Last summer Andrew Wheating emerged as possibly the brightest face in men’s middle distance running in the U.S.. This past weekend he opened his season with a 1500 meter run at the USATF High Performance meet in Southern California. The result was a 3:36.46 win – the #2 time of his career. Not a bad way to start the season.
With Lopez Lamong (3:37.01, 4th) and Leo Manzano (3:38.26, 9th) in his wake, Wheating opened well against what began to emerge last year as the core of our young middle distance runners. And with just a few weeks until the National Championships, looks ready to make a strong run at the team for Daegu.
Our middle distance fortunes took another step towards competitiveness at the meet as Cory Prim, fresh off his Pac-10 victory for UCLA, stormed to an 800 PR of 1:44.71, with Tyler Mulder (OTC) right behind in 1:44.83. With Wheating and Manzano both running under 1:45 last summer; Nick Symmonds in his prime; and collegians like Casmir Loxsom and Robbie Andrews rapidly improving; we suddenly are looking at a Nationals that should be run in something other than the mundane 1:45/1:46 that we‘ve seen in recent years!

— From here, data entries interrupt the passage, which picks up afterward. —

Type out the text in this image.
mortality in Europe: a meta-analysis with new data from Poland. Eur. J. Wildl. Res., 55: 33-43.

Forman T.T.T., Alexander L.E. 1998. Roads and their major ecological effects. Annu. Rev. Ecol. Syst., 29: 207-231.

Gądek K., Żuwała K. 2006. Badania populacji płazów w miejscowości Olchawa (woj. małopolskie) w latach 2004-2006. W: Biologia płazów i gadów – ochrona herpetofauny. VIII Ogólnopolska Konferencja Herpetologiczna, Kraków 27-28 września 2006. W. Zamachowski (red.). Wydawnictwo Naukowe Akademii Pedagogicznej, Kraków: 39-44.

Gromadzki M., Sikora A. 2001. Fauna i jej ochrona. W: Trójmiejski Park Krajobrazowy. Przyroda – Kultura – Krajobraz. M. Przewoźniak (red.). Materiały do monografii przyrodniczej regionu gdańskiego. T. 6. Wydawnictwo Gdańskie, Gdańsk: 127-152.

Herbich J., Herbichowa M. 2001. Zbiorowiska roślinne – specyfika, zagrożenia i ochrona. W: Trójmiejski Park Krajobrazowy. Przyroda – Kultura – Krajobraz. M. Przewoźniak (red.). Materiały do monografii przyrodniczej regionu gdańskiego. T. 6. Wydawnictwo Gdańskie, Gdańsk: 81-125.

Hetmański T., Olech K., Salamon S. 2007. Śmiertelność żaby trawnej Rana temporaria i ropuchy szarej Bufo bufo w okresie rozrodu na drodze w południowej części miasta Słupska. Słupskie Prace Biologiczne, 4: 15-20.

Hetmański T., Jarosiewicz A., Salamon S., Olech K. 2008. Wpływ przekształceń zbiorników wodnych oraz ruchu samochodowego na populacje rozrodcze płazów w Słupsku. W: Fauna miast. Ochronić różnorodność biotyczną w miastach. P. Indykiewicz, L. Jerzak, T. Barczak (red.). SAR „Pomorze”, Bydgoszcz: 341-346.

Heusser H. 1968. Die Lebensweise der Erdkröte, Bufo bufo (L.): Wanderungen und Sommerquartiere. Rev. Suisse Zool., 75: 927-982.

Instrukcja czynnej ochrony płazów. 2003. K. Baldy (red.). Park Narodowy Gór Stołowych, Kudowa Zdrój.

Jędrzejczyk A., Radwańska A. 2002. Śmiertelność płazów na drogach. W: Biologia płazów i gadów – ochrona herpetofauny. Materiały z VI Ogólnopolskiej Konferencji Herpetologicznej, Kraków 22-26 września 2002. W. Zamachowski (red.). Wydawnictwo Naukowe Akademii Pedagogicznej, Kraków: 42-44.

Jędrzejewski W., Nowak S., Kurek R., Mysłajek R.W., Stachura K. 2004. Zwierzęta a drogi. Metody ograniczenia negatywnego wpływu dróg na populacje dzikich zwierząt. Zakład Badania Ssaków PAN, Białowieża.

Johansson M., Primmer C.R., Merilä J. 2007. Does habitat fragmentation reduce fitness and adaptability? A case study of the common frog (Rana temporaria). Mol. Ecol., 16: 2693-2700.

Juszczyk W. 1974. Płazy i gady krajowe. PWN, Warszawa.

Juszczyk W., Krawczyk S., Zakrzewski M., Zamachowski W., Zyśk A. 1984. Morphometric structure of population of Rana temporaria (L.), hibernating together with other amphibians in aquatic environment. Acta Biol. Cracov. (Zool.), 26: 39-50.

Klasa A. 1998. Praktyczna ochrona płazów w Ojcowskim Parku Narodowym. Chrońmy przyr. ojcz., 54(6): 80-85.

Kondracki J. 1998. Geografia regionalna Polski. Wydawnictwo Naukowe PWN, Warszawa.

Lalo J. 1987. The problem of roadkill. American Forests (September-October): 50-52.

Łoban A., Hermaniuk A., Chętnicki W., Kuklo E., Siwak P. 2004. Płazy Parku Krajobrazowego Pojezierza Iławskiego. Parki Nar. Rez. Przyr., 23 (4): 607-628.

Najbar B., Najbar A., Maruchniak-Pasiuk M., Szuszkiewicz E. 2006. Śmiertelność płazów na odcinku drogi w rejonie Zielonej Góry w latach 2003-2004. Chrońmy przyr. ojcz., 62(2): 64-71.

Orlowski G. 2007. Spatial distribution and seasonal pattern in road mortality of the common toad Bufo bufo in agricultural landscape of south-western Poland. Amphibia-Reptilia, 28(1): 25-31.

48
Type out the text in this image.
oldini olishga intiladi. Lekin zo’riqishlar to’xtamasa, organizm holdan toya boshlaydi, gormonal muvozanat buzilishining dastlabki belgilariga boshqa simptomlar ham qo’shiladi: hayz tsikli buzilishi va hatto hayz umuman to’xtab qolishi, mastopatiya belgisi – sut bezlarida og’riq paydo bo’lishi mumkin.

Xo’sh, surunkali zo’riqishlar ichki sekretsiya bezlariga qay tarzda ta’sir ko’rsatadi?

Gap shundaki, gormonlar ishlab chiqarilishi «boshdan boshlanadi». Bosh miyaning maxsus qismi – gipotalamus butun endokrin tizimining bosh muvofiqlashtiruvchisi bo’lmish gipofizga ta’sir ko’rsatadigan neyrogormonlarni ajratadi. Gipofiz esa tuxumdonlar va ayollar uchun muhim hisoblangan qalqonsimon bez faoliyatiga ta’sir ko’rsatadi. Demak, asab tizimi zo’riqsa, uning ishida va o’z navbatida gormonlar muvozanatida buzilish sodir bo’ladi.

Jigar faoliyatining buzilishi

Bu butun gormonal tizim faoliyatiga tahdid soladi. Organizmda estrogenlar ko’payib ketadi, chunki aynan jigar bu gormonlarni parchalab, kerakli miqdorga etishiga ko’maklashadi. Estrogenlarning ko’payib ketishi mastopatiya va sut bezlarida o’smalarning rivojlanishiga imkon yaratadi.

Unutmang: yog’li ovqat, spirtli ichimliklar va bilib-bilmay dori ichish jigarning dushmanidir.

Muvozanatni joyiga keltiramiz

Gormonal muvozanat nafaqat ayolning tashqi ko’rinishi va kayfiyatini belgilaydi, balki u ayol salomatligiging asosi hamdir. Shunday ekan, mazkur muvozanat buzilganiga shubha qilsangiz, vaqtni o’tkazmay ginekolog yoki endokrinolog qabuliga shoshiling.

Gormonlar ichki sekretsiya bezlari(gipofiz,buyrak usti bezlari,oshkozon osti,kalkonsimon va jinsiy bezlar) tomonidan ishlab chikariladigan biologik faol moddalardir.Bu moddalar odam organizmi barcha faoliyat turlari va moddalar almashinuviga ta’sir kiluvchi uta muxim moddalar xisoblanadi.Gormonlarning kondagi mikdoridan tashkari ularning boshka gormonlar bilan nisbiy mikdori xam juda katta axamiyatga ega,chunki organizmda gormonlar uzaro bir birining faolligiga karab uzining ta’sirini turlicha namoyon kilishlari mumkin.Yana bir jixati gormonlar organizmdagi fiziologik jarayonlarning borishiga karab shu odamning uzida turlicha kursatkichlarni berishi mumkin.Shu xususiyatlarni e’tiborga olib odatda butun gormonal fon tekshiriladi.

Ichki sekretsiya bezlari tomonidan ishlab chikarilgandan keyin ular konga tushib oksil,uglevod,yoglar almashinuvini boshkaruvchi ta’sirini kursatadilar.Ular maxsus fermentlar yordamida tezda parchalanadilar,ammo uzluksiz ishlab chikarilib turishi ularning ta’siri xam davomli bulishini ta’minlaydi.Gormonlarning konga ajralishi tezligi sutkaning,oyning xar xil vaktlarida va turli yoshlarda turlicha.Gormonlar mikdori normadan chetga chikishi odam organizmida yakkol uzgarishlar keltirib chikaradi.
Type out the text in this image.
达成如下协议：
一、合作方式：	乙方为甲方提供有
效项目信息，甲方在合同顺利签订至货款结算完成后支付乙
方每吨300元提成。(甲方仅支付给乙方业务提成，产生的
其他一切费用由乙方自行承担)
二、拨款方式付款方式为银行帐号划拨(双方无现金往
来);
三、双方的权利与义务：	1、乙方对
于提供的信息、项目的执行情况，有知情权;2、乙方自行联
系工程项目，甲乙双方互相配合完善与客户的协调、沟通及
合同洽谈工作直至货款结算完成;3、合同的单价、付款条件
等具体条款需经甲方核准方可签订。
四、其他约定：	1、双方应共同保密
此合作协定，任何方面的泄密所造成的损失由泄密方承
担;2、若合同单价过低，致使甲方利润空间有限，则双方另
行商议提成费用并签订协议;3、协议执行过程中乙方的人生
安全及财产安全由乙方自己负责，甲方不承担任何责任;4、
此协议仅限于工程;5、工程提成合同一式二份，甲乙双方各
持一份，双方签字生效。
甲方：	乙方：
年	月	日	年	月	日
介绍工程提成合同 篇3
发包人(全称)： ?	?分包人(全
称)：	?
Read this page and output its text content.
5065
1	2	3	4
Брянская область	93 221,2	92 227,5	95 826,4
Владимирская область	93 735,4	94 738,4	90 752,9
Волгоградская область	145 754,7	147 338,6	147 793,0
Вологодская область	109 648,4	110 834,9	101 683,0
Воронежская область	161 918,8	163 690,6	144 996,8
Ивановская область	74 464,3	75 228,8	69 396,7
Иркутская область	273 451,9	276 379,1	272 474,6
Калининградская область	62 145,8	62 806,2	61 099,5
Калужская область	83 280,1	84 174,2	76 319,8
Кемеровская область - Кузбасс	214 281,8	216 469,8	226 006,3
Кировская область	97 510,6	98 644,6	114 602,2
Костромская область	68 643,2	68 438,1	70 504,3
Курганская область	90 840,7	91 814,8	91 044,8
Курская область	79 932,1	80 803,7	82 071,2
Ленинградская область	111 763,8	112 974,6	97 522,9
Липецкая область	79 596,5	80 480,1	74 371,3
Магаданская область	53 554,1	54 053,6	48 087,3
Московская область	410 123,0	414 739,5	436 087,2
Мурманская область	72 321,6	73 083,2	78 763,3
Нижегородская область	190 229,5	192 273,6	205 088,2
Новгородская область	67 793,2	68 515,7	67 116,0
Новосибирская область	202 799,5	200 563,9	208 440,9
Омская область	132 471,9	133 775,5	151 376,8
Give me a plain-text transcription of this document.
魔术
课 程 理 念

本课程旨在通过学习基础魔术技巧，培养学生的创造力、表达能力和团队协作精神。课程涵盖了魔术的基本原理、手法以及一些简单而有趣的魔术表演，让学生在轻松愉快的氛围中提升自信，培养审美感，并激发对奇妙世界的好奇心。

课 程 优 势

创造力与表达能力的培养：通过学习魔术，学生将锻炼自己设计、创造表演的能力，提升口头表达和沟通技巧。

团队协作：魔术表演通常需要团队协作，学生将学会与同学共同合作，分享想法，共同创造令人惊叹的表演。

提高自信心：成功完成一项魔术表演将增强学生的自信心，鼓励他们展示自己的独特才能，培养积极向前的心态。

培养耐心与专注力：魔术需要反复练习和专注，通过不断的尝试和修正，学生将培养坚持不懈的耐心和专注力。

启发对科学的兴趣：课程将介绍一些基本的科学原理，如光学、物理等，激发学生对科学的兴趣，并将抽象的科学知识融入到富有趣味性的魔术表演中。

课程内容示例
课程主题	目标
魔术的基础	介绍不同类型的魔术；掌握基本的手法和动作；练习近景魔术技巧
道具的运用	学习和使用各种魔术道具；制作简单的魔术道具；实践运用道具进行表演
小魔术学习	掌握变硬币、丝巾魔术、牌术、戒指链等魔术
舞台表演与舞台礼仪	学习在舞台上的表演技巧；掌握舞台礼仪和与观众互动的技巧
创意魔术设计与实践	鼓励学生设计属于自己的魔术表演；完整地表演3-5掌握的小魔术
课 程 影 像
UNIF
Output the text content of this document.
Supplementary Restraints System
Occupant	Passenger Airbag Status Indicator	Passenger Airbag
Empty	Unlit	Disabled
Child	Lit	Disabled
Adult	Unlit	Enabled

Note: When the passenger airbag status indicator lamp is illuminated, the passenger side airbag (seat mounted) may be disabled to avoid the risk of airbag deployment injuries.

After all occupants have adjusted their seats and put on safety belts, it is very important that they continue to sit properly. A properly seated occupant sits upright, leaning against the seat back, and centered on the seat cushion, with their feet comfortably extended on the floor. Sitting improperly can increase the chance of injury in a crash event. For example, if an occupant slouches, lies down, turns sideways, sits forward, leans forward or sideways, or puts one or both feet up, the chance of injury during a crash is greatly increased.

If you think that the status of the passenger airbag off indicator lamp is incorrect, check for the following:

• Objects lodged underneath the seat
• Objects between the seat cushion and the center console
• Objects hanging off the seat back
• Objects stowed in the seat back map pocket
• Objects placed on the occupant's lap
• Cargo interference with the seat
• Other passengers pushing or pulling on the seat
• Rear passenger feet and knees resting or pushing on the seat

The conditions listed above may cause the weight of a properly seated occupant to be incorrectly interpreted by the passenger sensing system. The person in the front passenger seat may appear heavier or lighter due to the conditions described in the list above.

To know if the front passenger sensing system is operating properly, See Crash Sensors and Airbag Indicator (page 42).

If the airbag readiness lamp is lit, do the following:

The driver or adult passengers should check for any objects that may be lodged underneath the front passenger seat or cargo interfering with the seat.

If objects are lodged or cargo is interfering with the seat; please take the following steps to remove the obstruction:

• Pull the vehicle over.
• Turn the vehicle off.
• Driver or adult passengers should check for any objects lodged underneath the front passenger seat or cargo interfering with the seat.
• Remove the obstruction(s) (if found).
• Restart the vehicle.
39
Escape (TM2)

The women’s 800 also saw some solid running as Alice Schmidt (1:59.48) & Maggie Vessey (1:59.56) ran the #2 & #3 times of the season with Geena Gall (2:00.86) rounding off a very nice top three. Schmidt took over the U.S. lead from Phoebe Wright (1:59.98) who has run well early this season. For Gall it was her best time since ‘09 (2:00.44 PR) and it looks like she may be ready to finally drop under 2 minutes and join with Morgan Uceny, Anna Pierce, Allysia Johnson and those above in what should be one hot 800 meter race next month.
Finally, I have to mention that a couple of sprinters went unnoticed when I made reference to Steve Mullings WL 9.89 the other day. First was Travis Padgett’s 9.99 for second place behind Mullings. It was the first sub10 for Padgett since the Olympic season of 2008. He turned the trick twice in Florida as he also ran 9.96w in his heat. While it it doesn’t immediately make him a “contender”, it does make him relevant again. And with his blitz starting ability he could have an effect on the outcome of the final should he make it.
Another who is quietly becoming relevant again is Justin Gatlin, who didn’t contest the 100 in Florida (10.06 earlier this season) but did win the 200 in 20.20 (+1.9). It was his fastest 200 since winning the World Championships in Helsinki in 20.04 (with a follow up 20.04 in Sheffield England shortly thereafter). It gives Gatlin the #7 time in the world at the moment (to go with #14 in the 100), but more importantly shows that he is fit – nearly as fit as when he was double World Champion. I’m not sure which event Gatlin intends to contest at Nationals, or if he will compete in both. But regardless of how one feels about his ban, his recent performances say that he will be competitive in June. Making the sprints at U.S. Nationals this year “must watch TV”!
Speaking of must watch TV, we get the Rome Diamond League in a couple of days and the Jamaican “mini meet” in the 100 with Bolt, Powell, Forsythe and Clarke. Also keep an eye on Frenchman Christophe Lemaitre to see how well he holds up against the hot competition.